It's been a long twelve years.
The AP has called the Virginia Senate race for Jim Webb.
In November 1994 I was seventeen years old; I was a senior in high school. I woke up the morning after the election and ran to get the paper. My father was at the kitchen table drinking his coffee. I picked up the paper, took one look at the headline, and threw it across the room. I don't remember the exact words I used, but they were foul enough to draw a rebuke from my father. "It's not going to matter," he told me. "This isn't something that's going to make a difference in our everyday lives."
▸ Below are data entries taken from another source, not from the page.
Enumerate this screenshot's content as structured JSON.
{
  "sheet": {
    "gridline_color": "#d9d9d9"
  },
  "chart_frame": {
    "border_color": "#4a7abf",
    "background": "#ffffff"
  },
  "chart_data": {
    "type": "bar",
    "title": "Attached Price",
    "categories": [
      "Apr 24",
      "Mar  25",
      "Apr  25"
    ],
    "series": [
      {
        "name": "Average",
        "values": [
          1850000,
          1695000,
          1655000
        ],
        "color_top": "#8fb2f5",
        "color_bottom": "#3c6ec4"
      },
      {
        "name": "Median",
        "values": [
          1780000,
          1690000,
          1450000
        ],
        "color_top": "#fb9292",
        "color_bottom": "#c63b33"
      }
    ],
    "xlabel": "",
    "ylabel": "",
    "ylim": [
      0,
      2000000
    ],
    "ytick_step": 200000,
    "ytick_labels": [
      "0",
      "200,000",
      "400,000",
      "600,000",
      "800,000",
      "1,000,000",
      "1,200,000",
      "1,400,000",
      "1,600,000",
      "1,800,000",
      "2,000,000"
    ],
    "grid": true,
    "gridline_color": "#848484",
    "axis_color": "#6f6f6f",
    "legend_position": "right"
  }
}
It's been a long twelve years.
During that time I've learned what it's like to be poor, to have to search through cushions for bus money to get to work - and on getting there to find that you didn't have a job anymore, so sorry, we did call you this morning to tell you, why are you here? I've been paid less than minimum wage and stuffed myself at events that offered free food so that I wouldn't need supper later. I've learned what it's like to have pneumonia and be turned away at the doctor's office because you don't have $90 cash to give them up front. I've seen bigotry against women, minorities, and gays enshrined in law and enforced through public policy.
It's been a long twelve years.
Politics is a ripe breeding ground for cheesy rhetorical imagery. I'm sure it's the emotion of the day and not the power of the words that burned Tom Daschle's concession speech of November 3rd, 2004 into my memory. He said that he'd seen the sun set over the mall in Washington, DC (I have too, and from a plane no less - a breathtaking sight) and that he'd seen the sun rise over Mount Rushmore - and that he liked sunrises better than sunsets. As I was telling a friend the other day, I like sunsets best: they're pretty, and you have to get up far, far too early to see the sun rise, unless it's winter, and in the winter it's too cold.
There is no sunset I've ever been gladder to see than the metaphorical one that marks the end of the rule of these Republicans who launched themselves to power by stomping on our best hope to bring healthcare to everyone, and whose latest electoral push has been based on the idea that people with accents and brown skin should be automatically denied the opportunity to participate fully in society. And yet I'm uncertain - it's hard to imagine what this new day will look like. It's been such a very long twelve years.
I'm daring to let myself hope that it's over now. But I know too that my work has not yet ended. This victory is a tool not an end; we will have to use it to further fight for justice and create the world we want. I'm ready to begin.
Oh, and thanks, D.C. United - I'd definitely rather have this than the MLS Cup.